A conta é simples. Uma tonelada de soja processada rende cerca de 800 quilos de farelo e 190 quilos de óleo. Com os dois derivativos subindo mais que o grão, a receita combinada do processador avança e o incentivo para comprar soja disponível cresce na mesma proporção. O mercado chama isso de margem de esmagamento, ou crush spread, e ela está num dos melhores momentos do ano.

A diferença fica clara na comparação direta entre os três elos da cadeia.

ProdutoIMEA/MT (R$)VariaçãoCME Chicago (US$)Variação
Soja grão105,09/sc+0,74%11,9450/bu+0,78%
Farelo de soja1.588,68/t+2,06%334,10/t+1,06%
Óleo de soja5.852,12/t+1,31%0,7670/lb+1,91%

O dado técnico revela que o farelo e o óleo estão andando na frente do grão tanto no mercado interno quanto no externo. Quando isso acontece, a indústria processadora ganha fôlego financeiro para disputar a matéria-prima com mais agressividade. Na prática, quem está sustentando o piso dos preços da soja no Brasil hoje não é apenas o noticiário de Chicago, mas o apetite real do esmagador.

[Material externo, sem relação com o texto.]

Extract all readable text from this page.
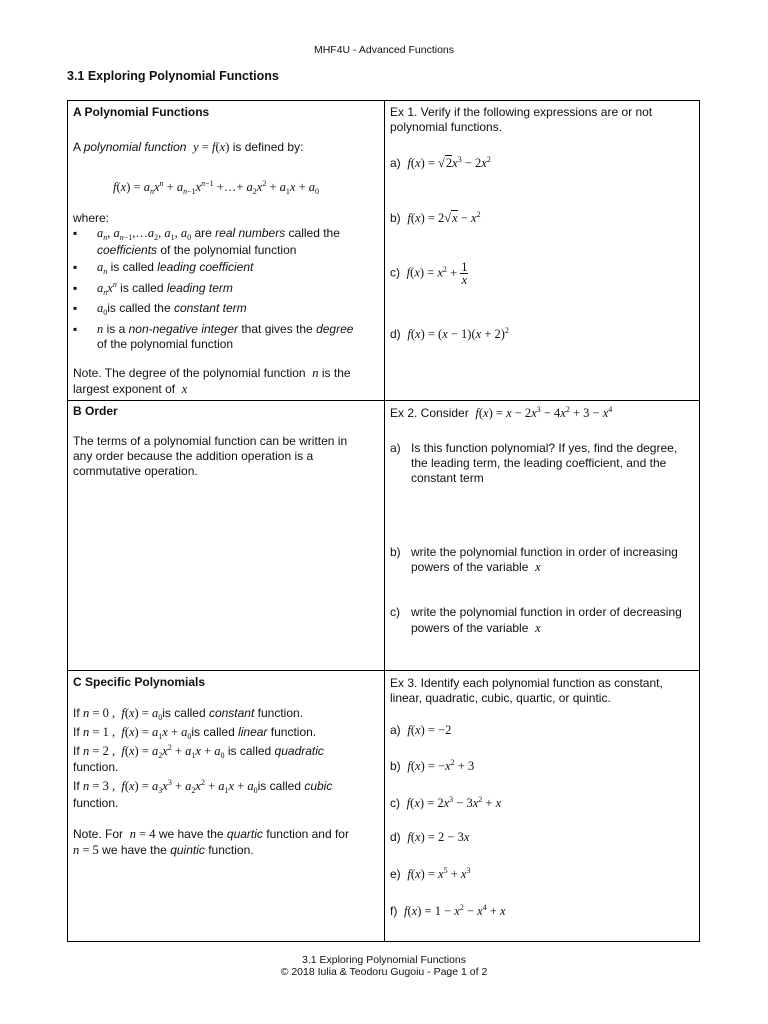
MHF4U - Advanced Functions
3.1 Exploring Polynomial Functions
A Polynomial Functions
A polynomial function y = f(x) is defined by:
$f(x) = a_nx^n + a_{n-1}x^{n-1}$ +…+ $a_2x^2 + a_1x + a_0$
where:
▪ $a_n$, $a_{n-1},\dots a_2$, $a_1$, $a_0$ are real numbers called the
coefficients of the polynomial function
▪ $a_n$ is called leading coefficient
▪ $a_nx^n$ is called leading term
▪ $a_0is$ called the constant term
▪ n is a non-negative integer that gives the degree
of the polynomial function
Note. The degree of the polynomial function n is the
largest exponent of x
Ex 1. Verify if the following expressions are or not
polynomial functions.
a) $f(x) = √2x^3 - 2x^2$
b) $f(x) = 2√x - x^2$
c) $f(x) = x^2 + \frac{1}{x}$
d) $f(x) = (x - 1)(x + 2)^2$
B Order
The terms of a polynomial function can be written in
any order because the addition operation is a
commutative operation.
Ex 2. Consider $f(x) = x - 2x^3 - 4x^2 + 3 - x^4$
a) Is this function polynomial? If yes, find the degree,
the leading term, the leading coefficient, and the
constant term
b) write the polynomial function in order of increasing
powers of the variable x
c) write the polynomial function in order of decreasing
powers of the variable x
C Specific Polynomials
If n = 0 ,  $f(x) = a_0is$ called constant function.
If n = 1 ,  $f(x) = a_1x + a_0is$ called linear function.
If n = 2 ,  $f(x) = a_2x^2 + a_1x + a_0$ is called quadratic
function.
If n = 3 ,  $f(x) = a_3x^3 + a_2x^2 + a_1x + a_0is$ called cubic
function.
Note. For n = 4 we have the quartic function and for
n = 5 we have the quintic function.
Ex 3. Identify each polynomial function as constant,
linear, quadratic, cubic, quartic, or quintic.
a) f(x) = −2
b) $f(x) = -x^2 + 3$
c) $f(x) = 2x^3 - 3x^2 + x$
d) f(x) = 2 − 3x
e) $f(x) = x^5 + x^3$
f) $f(x) = 1 - x^2 - x^4 + x$
3.1 Exploring Polynomial Functions
© 2018 Iulia & Teodoru Gugoiu - Page 1 of 2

Os prêmios de exportação em Paranaguá confirmam o movimento. A curva de prêmios subiu mês a mês, de +0,20 US$/bushel em maio para +0,25 em junho, +0,30 em julho e +0,35 em agosto. Uma estrutura ascendente como essa sinaliza que a demanda futura já está contratada, e o esmagador está disposto a pagar mais para garantir fluxo de grão nos próximos meses.

Disputa por matéria-prima aquece o spot em MT

Em Mato Grosso, os reflexos da margem favorável já aparecem nas cotações regionais. Enquanto a média estadual da soja disponível ficou em R$ 105,09, praças específicas registraram altas bem acima disso. Querência disparou 2,94% (R$ 105,10), Tangará da Serra subiu 2,65% (R$ 104,40) e Vila Rica avançou 2,13% (R$ 103,25). Os melhores preços do estado continuam no sul. Rondonópolis a R$ 112,00, Alto Garças a R$ 111,40 e Alto Araguaia a R$ 111,00.

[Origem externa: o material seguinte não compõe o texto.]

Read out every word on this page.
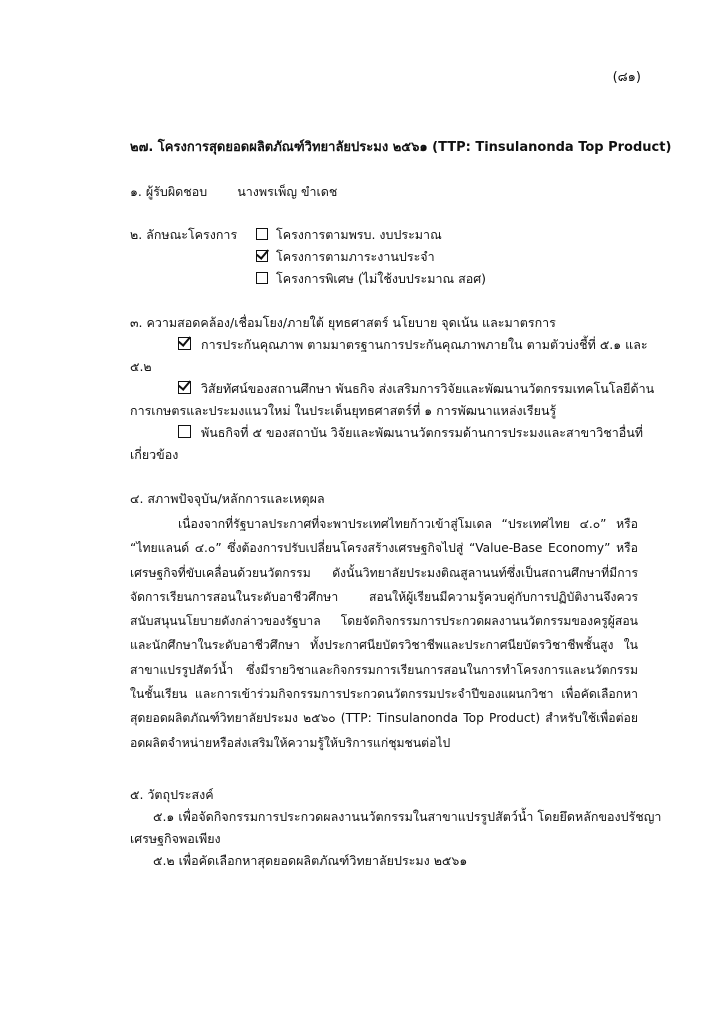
(๘๑)
๒๗. โครงการสุดยอดผลิตภัณฑ์วิทยาลัยประมง ๒๕๖๑ (TTP: Tinsulanonda Top Product)
๑. ผู้รับผิดชอบ นางพรเพ็ญ ขำเดช
๒. ลักษณะโครงการ	โครงการตามพรบ. งบประมาณ
โครงการตามภาระงานประจำ
โครงการพิเศษ (ไม่ใช้งบประมาณ สอศ)
๓. ความสอดคล้อง/เชื่อมโยง/ภายใต้ ยุทธศาสตร์ นโยบาย จุดเน้น และมาตรการ
การประกันคุณภาพ ตามมาตรฐานการประกันคุณภาพภายใน ตามตัวบ่งชี้ที่ ๕.๑ และ
๕.๒
วิสัยทัศน์ของสถานศึกษา พันธกิจ ส่งเสริมการวิจัยและพัฒนานวัตกรรมเทคโนโลยีด้าน
การเกษตรและประมงแนวใหม่ ในประเด็นยุทธศาสตร์ที่ ๑ การพัฒนาแหล่งเรียนรู้
พันธกิจที่ ๕ ของสถาบัน วิจัยและพัฒนานวัตกรรมด้านการประมงและสาขาวิชาอื่นที่
เกี่ยวข้อง
๔. สภาพปัจจุบัน/หลักการและเหตุผล
เนื่องจากที่รัฐบาลประกาศที่จะพาประเทศไทยก้าวเข้าสู่โมเดล “ประเทศไทย ๔.๐” หรือ “ไทยแลนด์ ๔.๐” ซึ่งต้องการปรับเปลี่ยนโครงสร้างเศรษฐกิจไปสู่ “Value-Base Economy” หรือเศรษฐกิจที่ขับเคลื่อนด้วยนวัตกรรม ดังนั้นวิทยาลัยประมงติณสูลานนท์ซึ่งเป็นสถานศึกษาที่มีการจัดการเรียนการสอนในระดับอาชีวศึกษา สอนให้ผู้เรียนมีความรู้ควบคู่กับการปฏิบัติงานจึงควรสนับสนุนนโยบายดังกล่าวของรัฐบาล โดยจัดกิจกรรมการประกวดผลงานนวัตกรรมของครูผู้สอนและนักศึกษาในระดับอาชีวศึกษา ทั้งประกาศนียบัตรวิชาชีพและประกาศนียบัตรวิชาชีพชั้นสูง ในสาขาแปรรูปสัตว์น้ำ ซึ่งมีรายวิชาและกิจกรรมการเรียนการสอนในการทำโครงการและนวัตกรรมในชั้นเรียน และการเข้าร่วมกิจกรรมการประกวดนวัตกรรมประจำปีของแผนกวิชา เพื่อคัดเลือกหาสุดยอดผลิตภัณฑ์วิทยาลัยประมง ๒๕๖๐ (TTP: Tinsulanonda Top Product) สำหรับใช้เพื่อต่อยอดผลิตจำหน่ายหรือส่งเสริมให้ความรู้ให้บริการแก่ชุมชนต่อไป
๕. วัตถุประสงค์
๕.๑ เพื่อจัดกิจกรรมการประกวดผลงานนวัตกรรมในสาขาแปรรูปสัตว์น้ำ โดยยึดหลักของปรัชญา
เศรษฐกิจพอเพียง
๕.๒ เพื่อคัดเลือกหาสุดยอดผลิตภัณฑ์วิทยาลัยประมง ๒๕๖๑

A paridade de exportação média de MT está em R$ 109,32 por saca, ante um preço disponível de R$ 105,09. Esse gap de R$ 4,23 (cerca de 4%) abre espaço teórico para alta adicional, especialmente se a indústria processadora continuar competindo com os exportadores pelo mesmo grão.

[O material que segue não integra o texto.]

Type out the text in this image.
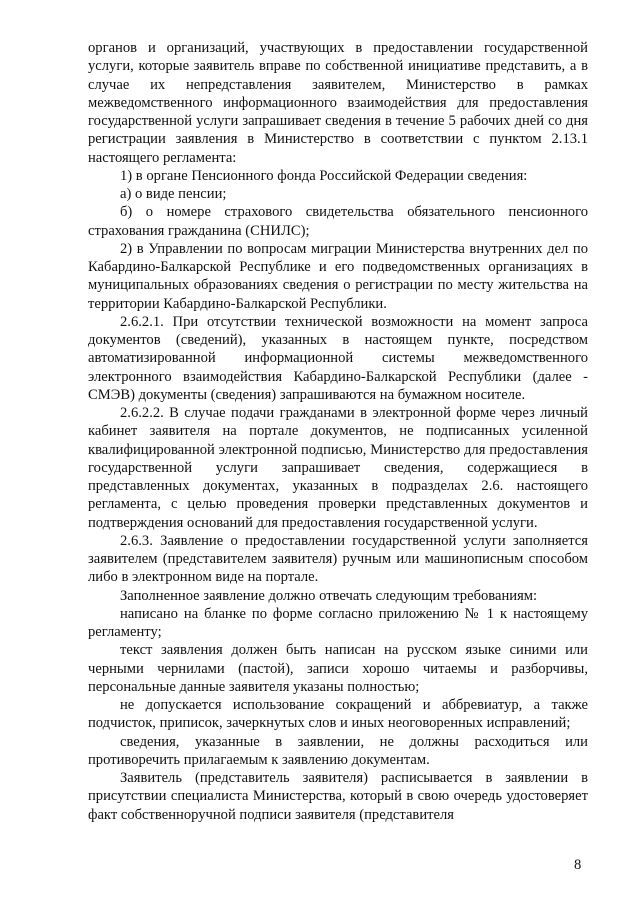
органов и организаций, участвующих в предоставлении государственной услуги, которые заявитель вправе по собственной инициативе представить, а в случае их непредставления заявителем, Министерство в рамках межведомственного информационного взаимодействия для предоставления государственной услуги запрашивает сведения в течение 5 рабочих дней со дня регистрации заявления в Министерство в соответствии с пунктом 2.13.1 настоящего регламента:

1) в органе Пенсионного фонда Российской Федерации сведения:

а) о виде пенсии;

б) о номере страхового свидетельства обязательного пенсионного страхования гражданина (СНИЛС);

2) в Управлении по вопросам миграции Министерства внутренних дел по Кабардино-Балкарской Республике и его подведомственных организациях в муниципальных образованиях сведения о регистрации по месту жительства на территории Кабардино-Балкарской Республики.

2.6.2.1. При отсутствии технической возможности на момент запроса документов (сведений), указанных в настоящем пункте, посредством автоматизированной информационной системы межведомственного электронного взаимодействия Кабардино-Балкарской Республики (далее - СМЭВ) документы (сведения) запрашиваются на бумажном носителе.

2.6.2.2. В случае подачи гражданами в электронной форме через личный кабинет заявителя на портале документов, не подписанных усиленной квалифицированной электронной подписью, Министерство для предоставления государственной услуги запрашивает сведения, содержащиеся в представленных документах, указанных в подразделах 2.6. настоящего регламента, с целью проведения проверки представленных документов и подтверждения оснований для предоставления государственной услуги.

2.6.3. Заявление о предоставлении государственной услуги заполняется заявителем (представителем заявителя) ручным или машинописным способом либо в электронном виде на портале.

Заполненное заявление должно отвечать следующим требованиям:

написано на бланке по форме согласно приложению № 1 к настоящему регламенту;

текст заявления должен быть написан на русском языке синими или черными чернилами (пастой), записи хорошо читаемы и разборчивы, персональные данные заявителя указаны полностью;

не допускается использование сокращений и аббревиатур, а также подчисток, приписок, зачеркнутых слов и иных неоговоренных исправлений;

сведения, указанные в заявлении, не должны расходиться или противоречить прилагаемым к заявлению документам.

Заявитель (представитель заявителя) расписывается в заявлении в присутствии специалиста Министерства, который в свою очередь удостоверяет факт собственноручной подписи заявителя (представителя

8
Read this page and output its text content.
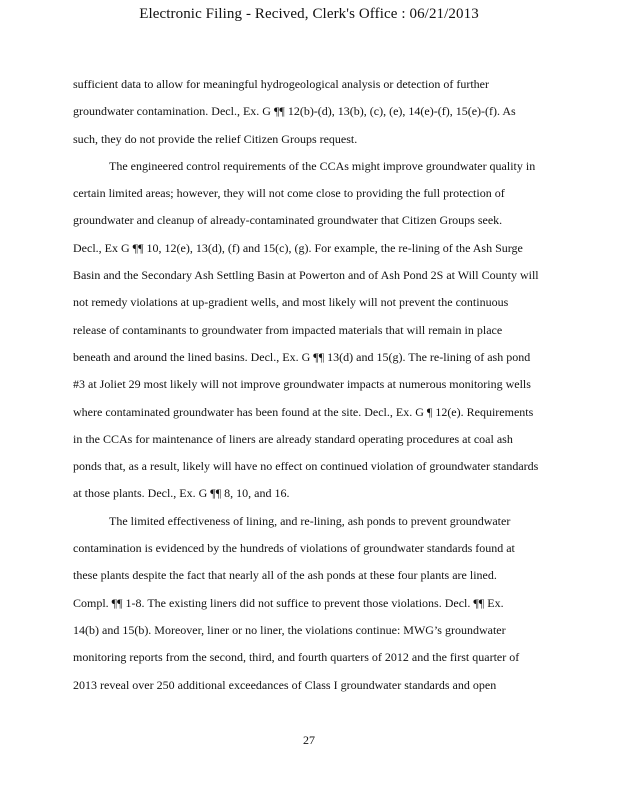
Electronic Filing - Recived, Clerk's Office : 06/21/2013
sufficient data to allow for meaningful hydrogeological analysis or detection of further
groundwater contamination. Decl., Ex. G ¶¶ 12(b)-(d), 13(b), (c), (e), 14(e)-(f), 15(e)-(f). As
such, they do not provide the relief Citizen Groups request.
The engineered control requirements of the CCAs might improve groundwater quality in
certain limited areas; however, they will not come close to providing the full protection of
groundwater and cleanup of already-contaminated groundwater that Citizen Groups seek.
Decl., Ex G ¶¶ 10, 12(e), 13(d), (f) and 15(c), (g). For example, the re-lining of the Ash Surge
Basin and the Secondary Ash Settling Basin at Powerton and of Ash Pond 2S at Will County will
not remedy violations at up-gradient wells, and most likely will not prevent the continuous
release of contaminants to groundwater from impacted materials that will remain in place
beneath and around the lined basins. Decl., Ex. G ¶¶ 13(d) and 15(g). The re-lining of ash pond
#3 at Joliet 29 most likely will not improve groundwater impacts at numerous monitoring wells
where contaminated groundwater has been found at the site. Decl., Ex. G ¶ 12(e). Requirements
in the CCAs for maintenance of liners are already standard operating procedures at coal ash
ponds that, as a result, likely will have no effect on continued violation of groundwater standards
at those plants. Decl., Ex. G ¶¶ 8, 10, and 16.
The limited effectiveness of lining, and re-lining, ash ponds to prevent groundwater
contamination is evidenced by the hundreds of violations of groundwater standards found at
these plants despite the fact that nearly all of the ash ponds at these four plants are lined.
Compl. ¶¶ 1-8. The existing liners did not suffice to prevent those violations. Decl. ¶¶ Ex.
14(b) and 15(b). Moreover, liner or no liner, the violations continue: MWG’s groundwater
monitoring reports from the second, third, and fourth quarters of 2012 and the first quarter of
2013 reveal over 250 additional exceedances of Class I groundwater standards and open
27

Do lado cambial, o dólar comercial fechou a R$ 5,0517 na quinta (28) e opera a R$ 5,03 no spot desta sexta (29), em leve queda no mercado à vista. O alívio cambial reduz o custo de insumos importados como fertilizantes e defensivos, o que pode estimular o produtor a segurar estoques na expectativa de prêmios ainda melhores. Essa retenção, combinada com a demanda ativa da indústria, comprime ainda mais a oferta disponível.

A perspectiva para as próximas semanas dependerá da sustentação dos derivativos. Se o mercado de proteína animal continuar demandando farelo em volume e o óleo mantiver o viés de alta, a margem de esmagamento permanecerá favorável e a indústria seguirá na ponta compradora. Para o produtor mato-grossense, o recado é claro. O piso do mercado hoje não está em Chicago, mas na conta do esmagador.